Cities across the country ― including New York, Los Angeles, Miami, Houston and Chicago ― have been preparing for the mass roundups after The New York Times first reported the plan. Preparations included informing immigrant families of their rights should they be confronted by ICE agents or detained by them. Democratic lawmakers like House Speaker Nancy Pelosi (Calif.) and Rep. Alexandria Ocasio-Cortez (N.Y.) have also shared “know your rights” campaigns.

According to the Times, agents would target immigrants who have been given orders of removal, including some for not having appeared in court. The raids could also involve “collateral” arrests, which means agents could detain immigrants who are at the scene of another arrest, even if they were not initially targeted.

New York City Mayor Bill de Blasio said Saturday that ICE agents unsuccessfully attempted to round up residents in Brooklyn’s Sunset Park neighborhood and Harlem after families declined to answer their doors. The Democratic mayor has said his city would not cooperate with ICE.
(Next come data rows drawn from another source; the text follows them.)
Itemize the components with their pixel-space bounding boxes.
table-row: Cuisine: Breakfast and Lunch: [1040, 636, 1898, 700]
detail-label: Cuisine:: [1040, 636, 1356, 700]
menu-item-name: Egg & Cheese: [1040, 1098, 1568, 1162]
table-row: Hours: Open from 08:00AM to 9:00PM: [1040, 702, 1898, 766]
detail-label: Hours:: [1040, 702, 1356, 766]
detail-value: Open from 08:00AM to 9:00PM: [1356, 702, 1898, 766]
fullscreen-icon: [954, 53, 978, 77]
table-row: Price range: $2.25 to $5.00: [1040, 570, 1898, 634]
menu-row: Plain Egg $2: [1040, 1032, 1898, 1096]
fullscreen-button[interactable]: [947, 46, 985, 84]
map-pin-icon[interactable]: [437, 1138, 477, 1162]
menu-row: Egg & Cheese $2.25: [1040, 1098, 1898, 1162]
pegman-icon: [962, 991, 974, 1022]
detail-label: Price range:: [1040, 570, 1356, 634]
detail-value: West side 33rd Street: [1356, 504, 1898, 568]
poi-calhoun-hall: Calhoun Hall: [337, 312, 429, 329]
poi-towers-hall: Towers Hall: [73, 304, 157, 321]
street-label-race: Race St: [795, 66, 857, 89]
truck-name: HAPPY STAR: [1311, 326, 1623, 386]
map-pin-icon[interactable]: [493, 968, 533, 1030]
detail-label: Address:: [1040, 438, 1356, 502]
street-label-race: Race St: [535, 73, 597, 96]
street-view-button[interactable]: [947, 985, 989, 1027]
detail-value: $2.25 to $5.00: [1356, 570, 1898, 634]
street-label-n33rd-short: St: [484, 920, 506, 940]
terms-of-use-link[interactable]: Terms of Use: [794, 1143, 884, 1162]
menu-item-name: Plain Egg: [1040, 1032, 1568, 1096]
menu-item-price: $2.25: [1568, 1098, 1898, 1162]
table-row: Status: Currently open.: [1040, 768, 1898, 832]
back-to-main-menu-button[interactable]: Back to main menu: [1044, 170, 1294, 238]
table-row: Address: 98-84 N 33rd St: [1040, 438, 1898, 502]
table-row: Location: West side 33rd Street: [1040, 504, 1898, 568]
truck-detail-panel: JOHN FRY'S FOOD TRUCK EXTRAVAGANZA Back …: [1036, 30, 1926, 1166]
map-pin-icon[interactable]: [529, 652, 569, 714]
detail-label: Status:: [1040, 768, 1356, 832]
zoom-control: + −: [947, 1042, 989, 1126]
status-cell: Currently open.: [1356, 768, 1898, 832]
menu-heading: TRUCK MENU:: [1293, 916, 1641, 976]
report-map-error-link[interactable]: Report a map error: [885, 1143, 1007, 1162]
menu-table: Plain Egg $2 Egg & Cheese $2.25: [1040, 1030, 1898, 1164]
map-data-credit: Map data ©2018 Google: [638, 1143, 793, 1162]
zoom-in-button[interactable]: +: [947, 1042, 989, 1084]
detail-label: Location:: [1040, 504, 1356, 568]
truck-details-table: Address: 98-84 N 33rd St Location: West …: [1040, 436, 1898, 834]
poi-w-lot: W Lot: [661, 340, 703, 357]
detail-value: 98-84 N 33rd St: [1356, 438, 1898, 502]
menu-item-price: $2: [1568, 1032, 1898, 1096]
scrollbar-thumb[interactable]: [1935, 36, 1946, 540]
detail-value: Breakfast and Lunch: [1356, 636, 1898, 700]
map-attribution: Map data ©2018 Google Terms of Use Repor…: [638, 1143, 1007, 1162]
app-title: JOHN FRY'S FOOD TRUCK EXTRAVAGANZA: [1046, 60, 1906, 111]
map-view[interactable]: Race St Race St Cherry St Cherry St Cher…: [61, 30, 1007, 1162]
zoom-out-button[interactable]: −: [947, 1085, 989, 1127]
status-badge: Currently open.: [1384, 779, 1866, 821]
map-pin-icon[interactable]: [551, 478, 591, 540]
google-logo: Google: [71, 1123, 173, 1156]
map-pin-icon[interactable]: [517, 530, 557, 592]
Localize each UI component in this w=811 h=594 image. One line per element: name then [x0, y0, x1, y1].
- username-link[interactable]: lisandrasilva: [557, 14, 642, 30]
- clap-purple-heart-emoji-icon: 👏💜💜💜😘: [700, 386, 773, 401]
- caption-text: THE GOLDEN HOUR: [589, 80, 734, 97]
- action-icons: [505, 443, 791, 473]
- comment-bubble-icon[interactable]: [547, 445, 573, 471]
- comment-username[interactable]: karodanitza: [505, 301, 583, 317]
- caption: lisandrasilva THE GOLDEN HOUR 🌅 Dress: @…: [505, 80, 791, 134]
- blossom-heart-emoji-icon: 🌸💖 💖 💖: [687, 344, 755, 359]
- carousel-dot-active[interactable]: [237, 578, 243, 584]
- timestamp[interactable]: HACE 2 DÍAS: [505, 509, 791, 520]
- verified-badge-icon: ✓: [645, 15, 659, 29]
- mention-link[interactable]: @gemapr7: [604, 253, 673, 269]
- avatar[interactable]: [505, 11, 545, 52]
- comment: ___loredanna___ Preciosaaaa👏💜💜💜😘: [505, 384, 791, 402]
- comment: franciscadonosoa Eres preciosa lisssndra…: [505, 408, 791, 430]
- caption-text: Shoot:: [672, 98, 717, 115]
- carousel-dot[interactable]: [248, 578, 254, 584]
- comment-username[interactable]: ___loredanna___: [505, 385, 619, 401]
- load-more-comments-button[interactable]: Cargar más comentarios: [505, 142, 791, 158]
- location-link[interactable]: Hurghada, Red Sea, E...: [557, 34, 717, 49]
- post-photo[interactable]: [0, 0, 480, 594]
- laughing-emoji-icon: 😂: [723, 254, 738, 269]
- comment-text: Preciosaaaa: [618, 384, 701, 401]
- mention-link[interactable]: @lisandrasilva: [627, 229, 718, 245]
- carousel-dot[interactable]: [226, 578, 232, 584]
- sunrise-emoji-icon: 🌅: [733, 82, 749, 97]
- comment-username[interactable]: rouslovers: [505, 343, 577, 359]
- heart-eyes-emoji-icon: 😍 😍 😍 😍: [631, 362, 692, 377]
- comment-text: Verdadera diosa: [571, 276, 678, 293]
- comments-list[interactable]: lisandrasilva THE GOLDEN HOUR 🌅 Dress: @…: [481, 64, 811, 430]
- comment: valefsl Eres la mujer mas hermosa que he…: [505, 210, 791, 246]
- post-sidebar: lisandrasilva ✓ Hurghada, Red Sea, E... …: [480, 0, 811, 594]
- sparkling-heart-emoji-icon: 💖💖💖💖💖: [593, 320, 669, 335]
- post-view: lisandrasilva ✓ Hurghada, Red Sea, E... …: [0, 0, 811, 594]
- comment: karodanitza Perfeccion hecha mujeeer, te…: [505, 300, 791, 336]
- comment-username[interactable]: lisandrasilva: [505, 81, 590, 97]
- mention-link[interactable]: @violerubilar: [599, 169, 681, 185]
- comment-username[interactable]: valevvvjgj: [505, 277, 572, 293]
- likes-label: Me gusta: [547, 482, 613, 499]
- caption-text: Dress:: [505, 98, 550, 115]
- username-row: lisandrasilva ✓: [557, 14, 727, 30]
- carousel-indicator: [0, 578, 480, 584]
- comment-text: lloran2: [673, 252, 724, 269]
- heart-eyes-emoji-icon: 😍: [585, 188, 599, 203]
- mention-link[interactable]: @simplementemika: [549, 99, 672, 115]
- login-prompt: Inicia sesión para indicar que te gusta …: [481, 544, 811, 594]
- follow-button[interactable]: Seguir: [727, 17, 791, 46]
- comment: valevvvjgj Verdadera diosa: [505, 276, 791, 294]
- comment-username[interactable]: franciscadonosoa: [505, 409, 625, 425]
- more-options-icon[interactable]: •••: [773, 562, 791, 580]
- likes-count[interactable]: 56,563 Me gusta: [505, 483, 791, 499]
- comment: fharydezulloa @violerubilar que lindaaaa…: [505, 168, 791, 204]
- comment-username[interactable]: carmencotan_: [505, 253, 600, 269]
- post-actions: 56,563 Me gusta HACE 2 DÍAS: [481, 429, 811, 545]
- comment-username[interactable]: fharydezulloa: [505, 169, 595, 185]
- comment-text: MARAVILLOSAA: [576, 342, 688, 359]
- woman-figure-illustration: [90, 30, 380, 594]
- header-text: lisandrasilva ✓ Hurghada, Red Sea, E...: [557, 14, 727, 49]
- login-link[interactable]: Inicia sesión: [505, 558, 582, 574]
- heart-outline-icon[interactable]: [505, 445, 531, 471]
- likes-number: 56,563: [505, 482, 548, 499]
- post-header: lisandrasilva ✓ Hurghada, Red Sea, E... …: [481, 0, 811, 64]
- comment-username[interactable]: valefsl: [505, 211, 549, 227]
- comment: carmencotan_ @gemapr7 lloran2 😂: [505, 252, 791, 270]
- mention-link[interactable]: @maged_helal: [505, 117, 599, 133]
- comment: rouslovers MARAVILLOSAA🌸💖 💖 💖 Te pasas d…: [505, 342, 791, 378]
Other cities are following suit with that sentiment. Los Angeles County Sheriff Alex Villanueva said his department would not cooperate with ICE, and Chicago Mayor Lori Lightfoot announced an executive action last week permanently banning ICE from accessing all police databases in the city, including gang databases, for federal immigration reasons. Immigration activists in Chicago have called on the mayor to sign an executive order barring city cooperation with any agency under the Department of Homeland Security, but Lightfoot has refused to go that far.

While no mass raids occurred in Chicago on Sunday, business in immigrant enclaves was especially slow, with not a lot of people out. Rey Wences, an organizer with Organized Communities Against Deportation, told HuffPost that being so public about raids can cause panic and chaos, “but ultimately I think our communities have been pushing and fighting against the threat of deportations and raids and detention for many years now.”

“The goal may be to wear us down. It is frustrating, it is chaotic. I’m not going to lie, it is stressful,” Wences said. “But we know that allowing an administration like this to be aggressive and standing up against that … we have been fighting for many years” and are ready to keep fighting, Wences said.

It’s still possible that mass immigrant roundups can begin later this week. According to the ACLU, don’t open the door if ICE agents come to your home, ask officers to pass any warrants under the door, and check that it is a judicial search warrant signed by a judge. If they come in anyway, do not physically resist arrest; instead, ask for a lawyer and do not sign any papers without one present.